Here’s Why Easter Is Early This Year

2 minute read

Feel like you’re seeing PEEPs and Cadbury Creme Eggs earlier than usual? Well, that’s partly because Easter is a week earlier this year.

Easter, the day Christians commemorate the resurrection of Jesus Christ, is known as a “moveable feast” because the dates are always different. Likewise, the dates for holidays leading up to it—Ash Wednesday, Palm Sunday, Good Friday—shift accordingly. Easter can fall on any Sunday between March 22 and April 25, according to the Gregorian calendar. Introduced by Pope Gregory XIII in 1582, it is known as the system that Western Christian churches use to calculate the date. But this method is not in sync with the “lunar” calendar. One explanation, from the Explanatory Supplement to The Astronomical Almanac:

In the Gregorian calendar, the date of Easter is defined to occur on the Sunday following the ecclesiastical Full Moon that falls on or next after March 21. This should not be confused with the popular notion that Easter is the first Sunday after the first Full Moon following the vernal equinox. In the first place, the vernal equinox does not necessarily occur on March 21. In addition, the ecclesiastical Full Moon is not the astronomical Full Moon — it is based on tables that do not take into account the full complexity of lunar motion. As a result, the date of an ecclesiastical Full Moon may differ from that of the true Full Moon.

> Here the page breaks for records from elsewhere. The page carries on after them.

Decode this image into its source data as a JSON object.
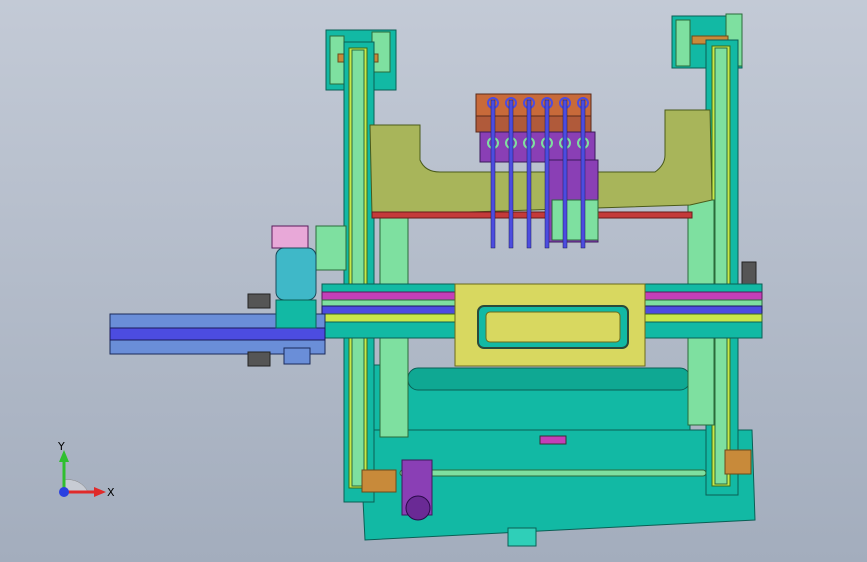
{
  "viewport": {
    "background_top": "#c3cad6",
    "background_bottom": "#a3adbd"
  },
  "model": {
    "colors": {
      "base_plate": "#12b9a4",
      "rail_green": "#7ee0a0",
      "rail_lime": "#c8e84a",
      "olive_bridge": "#a8b55a",
      "purple_block": "#8a3fb5",
      "orange_block": "#c86a3a",
      "blue_rod": "#4c4ce0",
      "yellow_slide": "#d8d860",
      "steel_blue": "#6a8ed8",
      "magenta_strip": "#c43fb8",
      "red_edge": "#c43a3a",
      "cylinder_teal": "#3fb8c8",
      "pink_block": "#e8a8d8"
    }
  },
  "triad": {
    "y_label": "Y",
    "x_label": "X",
    "y_color": "#2fbf2f",
    "x_color": "#e02a2a",
    "z_color": "#2a40e0"
  }
}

Eastern Orthodox churches, on the other hand, follow the solar, Julian calendar, adopted by Julius Caesar in 45 BC. This timetable has been 13 days ahead of the Gregorian calendar, so that’s why “the Orthodox Easter celebration usually occurs later than that celebrated by Protestants and Roman Catholics,” according to Encyclopedia Britannica. “The Orthodox tradition prohibits Easter from being celebrated before or at the same time as Passover.”

For decades, storekeepers, even religious leaders, have called for a set day for the holiday. Last spring, Pope Francis said he was open to the idea of a fixed date for Easter, and earlier this year, the Archbishop of Canterbury, Justin Welby, announced that he was working with other Christian churches to decide on one in the next “five to 10 years” — recommending it fall on either the second or third Sunday of April.